DNSSEC was a pain to implement, though. That is, until I found a good, DNSSEC-friendly registrar (gkg.net) that made the switch to DNSSEC for my domain quite easy.
Now I get daily DMARC data sent to me, and also to dmarcian.com for reporting.
Most important, however, is that my emails aren't winding up in spam folders anymore.
Google bought them a few years ago. Postini's approach to solving spam was to look for substantially the same message being sent to some large number of recipients within a window of time, with a "white list" for publishers of legitimate content (suitably vetted). Since GMail sees millions of messages a day, they are in the best position to stop spam at the source by never letting it go to inboxes when there are several incoming, nearly-identical messages (over a few seconds, admittedly, but who sends spam at the rate of one per minute or less?)

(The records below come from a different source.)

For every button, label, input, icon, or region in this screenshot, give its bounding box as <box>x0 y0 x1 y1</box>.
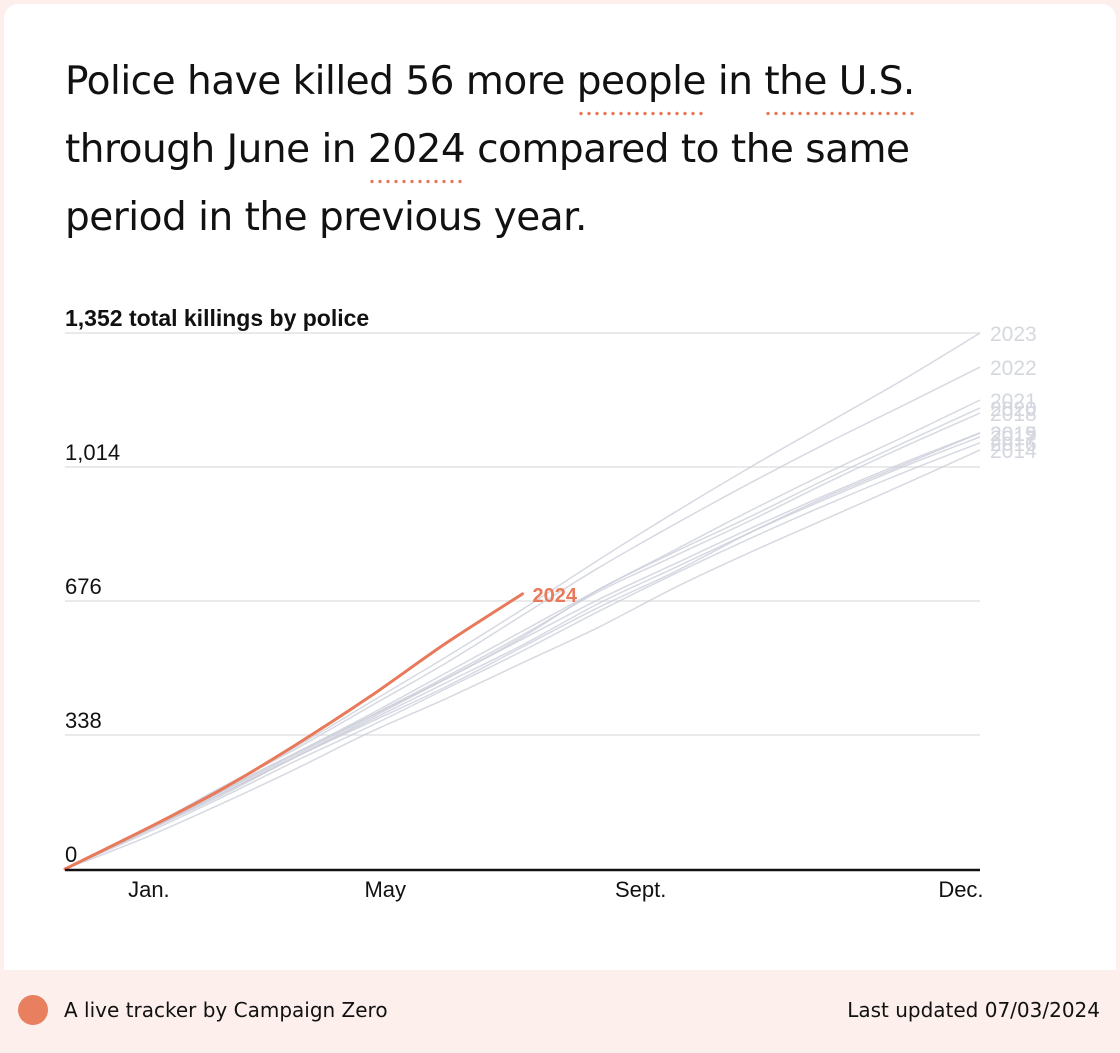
series-line-2015[interactable] <box>64 432 981 870</box>
series-label-2014: 2014 <box>990 440 1037 463</box>
y-tick-label: 1,014 <box>65 440 120 465</box>
chart-container: 0 338 676 1,014 1,352 total killings by poli… <box>0 290 1120 910</box>
x-tick-label: Jan. <box>128 877 170 902</box>
cumulative-killings-chart: 0 338 676 1,014 1,352 total killings by poli… <box>63 305 1038 902</box>
year-dropdown[interactable]: 2024 <box>367 127 466 184</box>
series-line-2023[interactable] <box>64 332 981 870</box>
series-line-2021[interactable] <box>64 399 981 870</box>
series-label-2021: 2021 <box>990 390 1037 413</box>
headline-text: through June in <box>65 127 368 172</box>
x-tick-label: Sept. <box>615 877 666 902</box>
series-line-2014[interactable] <box>64 449 981 870</box>
y-tick-label: 0 <box>65 842 77 867</box>
series-label-2023: 2023 <box>990 323 1037 346</box>
headline-text: in <box>705 59 765 104</box>
last-updated: Last updated 07/03/2024 <box>847 998 1100 1022</box>
location-dropdown[interactable]: the U.S. <box>764 59 915 116</box>
series-label-2020: 2020 <box>990 398 1037 421</box>
series-label-2017: 2017 <box>990 427 1037 450</box>
series-line-2019[interactable] <box>64 432 981 870</box>
tracker-credit-link[interactable]: A live tracker by Campaign Zero <box>64 998 388 1022</box>
series-label-2022: 2022 <box>990 357 1037 380</box>
headline-text: compared to the same period in the previ… <box>65 127 910 240</box>
chart-title: 1,352 total killings by police <box>65 305 369 331</box>
y-tick-label: 676 <box>65 574 102 599</box>
headline: Police have killed 56 more people in the… <box>65 48 1025 252</box>
campaign-zero-logo-icon <box>18 995 48 1025</box>
series-lines <box>63 332 981 871</box>
footer: A live tracker by Campaign Zero Last upd… <box>0 970 1120 1053</box>
x-tick-label: Dec. <box>938 877 983 902</box>
series-label-2019: 2019 <box>990 423 1037 446</box>
series-label-2018: 2018 <box>990 403 1037 426</box>
x-tick-label: May <box>364 877 406 902</box>
y-axis-labels: 0 338 676 1,014 1,352 total killings by poli… <box>65 305 369 867</box>
series-line-2024[interactable] <box>63 592 524 871</box>
gridlines <box>65 332 980 736</box>
series-line-2016[interactable] <box>64 442 981 870</box>
headline-text: Police have killed 56 more <box>65 59 577 104</box>
series-line-2022[interactable] <box>64 366 981 870</box>
x-axis-labels: Jan. May Sept. Dec. <box>128 877 983 902</box>
people-dropdown[interactable]: people <box>576 59 706 116</box>
series-label-2024: 2024 <box>533 585 578 607</box>
y-tick-label: 338 <box>65 708 102 733</box>
series-label-2015: 2015 <box>990 423 1037 446</box>
series-label-2016: 2016 <box>990 433 1037 456</box>
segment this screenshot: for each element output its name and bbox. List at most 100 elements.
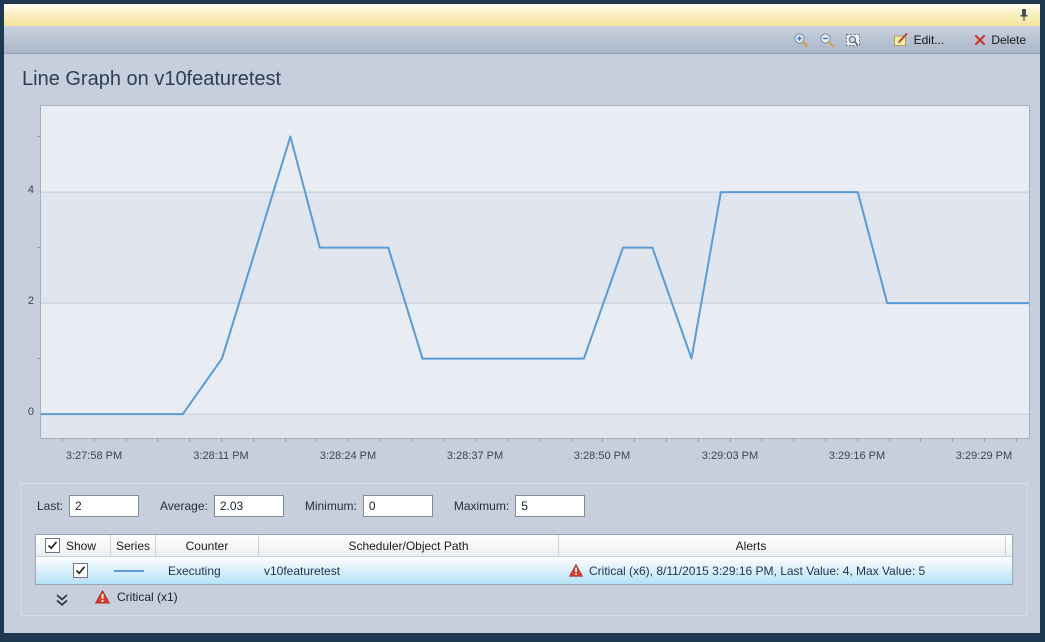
row-series-cell — [111, 557, 156, 584]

I suspect there something else going on here, because I get very little spam via gmail (an sbcglobal.net account, on the other hand, just fills up day after day), so I suspect Postini is still in place...or, perhaps, evolved.
My total volume of spam emails in GMail is very low - only about one/day (32 spam emails in the last 30 days), yet the false positive rate was extremely high and I was missing important messages on a regular basis. I ended up disabling the spam filter (which has to be done by a filter that matches every message) and haven't looked back since.